This invention relates to the field of non-woven textile materials and articles made therefrom.
Current non-woven textile technology consists of dry and wet processing varied to control the properties of the end product. Wool felts cannot be made by dry processes if the felting properties of wool are to be used. Needled felts are limited in their hardness, rigidity and other properties, unless chemical and/or wet processes are added, for example through the use of impregnants. The continued development of new types of synthetic fibers has increased the range of properties of synthetic fiber needled felts, resulting in the displacement of wool felts from many areas of use. Among these areas are: marking pen nibs or tips, resin bonded filters, plate and frame filter sheets, marking stamp pad reservoirs and battery separator media.
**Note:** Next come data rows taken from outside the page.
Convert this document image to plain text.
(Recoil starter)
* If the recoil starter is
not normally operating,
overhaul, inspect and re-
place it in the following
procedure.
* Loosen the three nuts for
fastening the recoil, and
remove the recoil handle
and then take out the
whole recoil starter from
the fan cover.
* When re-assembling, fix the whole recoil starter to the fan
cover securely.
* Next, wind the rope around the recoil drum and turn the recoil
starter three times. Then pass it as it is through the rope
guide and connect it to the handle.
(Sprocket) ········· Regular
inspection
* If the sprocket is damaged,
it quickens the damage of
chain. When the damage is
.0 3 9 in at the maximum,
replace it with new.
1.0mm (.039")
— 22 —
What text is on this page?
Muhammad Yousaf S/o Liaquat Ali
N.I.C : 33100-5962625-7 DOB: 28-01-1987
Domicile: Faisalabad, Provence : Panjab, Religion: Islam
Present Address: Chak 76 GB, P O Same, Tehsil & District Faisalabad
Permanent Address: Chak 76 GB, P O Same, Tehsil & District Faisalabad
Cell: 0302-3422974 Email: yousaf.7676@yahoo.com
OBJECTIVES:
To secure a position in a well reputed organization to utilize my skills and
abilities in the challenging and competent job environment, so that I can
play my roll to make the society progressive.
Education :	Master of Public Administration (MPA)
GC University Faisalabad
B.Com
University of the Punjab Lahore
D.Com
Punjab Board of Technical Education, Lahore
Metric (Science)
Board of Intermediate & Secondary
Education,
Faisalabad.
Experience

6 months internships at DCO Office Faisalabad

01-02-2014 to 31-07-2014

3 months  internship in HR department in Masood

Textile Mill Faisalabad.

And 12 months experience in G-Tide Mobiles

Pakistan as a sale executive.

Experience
Prior art for the modification of these and other types of non-woven textile materials has included the post-manufacture treatment of the textile with a variety of chemical materials, such as lattices, resins, plastics and the like, and has included also laminations, coatings and mechanical finishes. Marking pen nib felts are normally treated with formulations of melamine-formaldehyde to enhance rigidity and wear resistance, while retaining the ability to allow ink to flow freely through the fiber interstices. Phenolic complex resins continue to be used to produce rigid fibrous filter cartridges capable of withstanding pressures exceeding 100 psi. Plate and frame cloths have been coated with various resins (viz., acrylic, urethane, etc.) to provide a clean cake release from the surface. Stamp pad felts have been treated with wetting agents to promote ink leveling, and have been laminated to inert materials to provide rigidity and reduce cost. Battery separators have been produced which accommodate the special chemical requirements associated with advanced battery technology.
In general, these modifications have required wet processing and the use of chemical materials which are increasingly becoming categorized as hazardous or unsafe. Therefore, increased environmental concerns have vastly reduced the range of materials which can safely be used to modify the basic fibrous structures of non-woven textiles.
Within the last decade, certain specialty synthetic fibers identified generically as "bicomponent" or "bico" fibers have been produced. In general, these consist of, but are not limited to, two varieties of a single polymer type. Structurally, they consist of a core polymer and a sheath polymer. Creation of these new fibers has permitted the redevelopment of some products formerly requiring the post-treatment of basic non-woven structures, through a re-alignment of customary manufacturing techniques, adapted to the use of these fibers. Because the core and sheath polymers are often varieties of the same polymer, they retain their polymeric identity, but have different melting points. This feature permits their use as bonding agents. While bondable fibers have existed for a considerable period of time, their melting points rendered them unusable for many purposes, or their chemical properties excluded them from important uses.
A non-woven melded fabric, known under the trademark "Cambrelle" is composed of bico fibers. Upon heating to the melting point of the sheath polymer, the fibers soften and unite to form a fabric, which is used for carpet backing, road reinforcement, upholstery, interlinings, tablecloths and other household applications.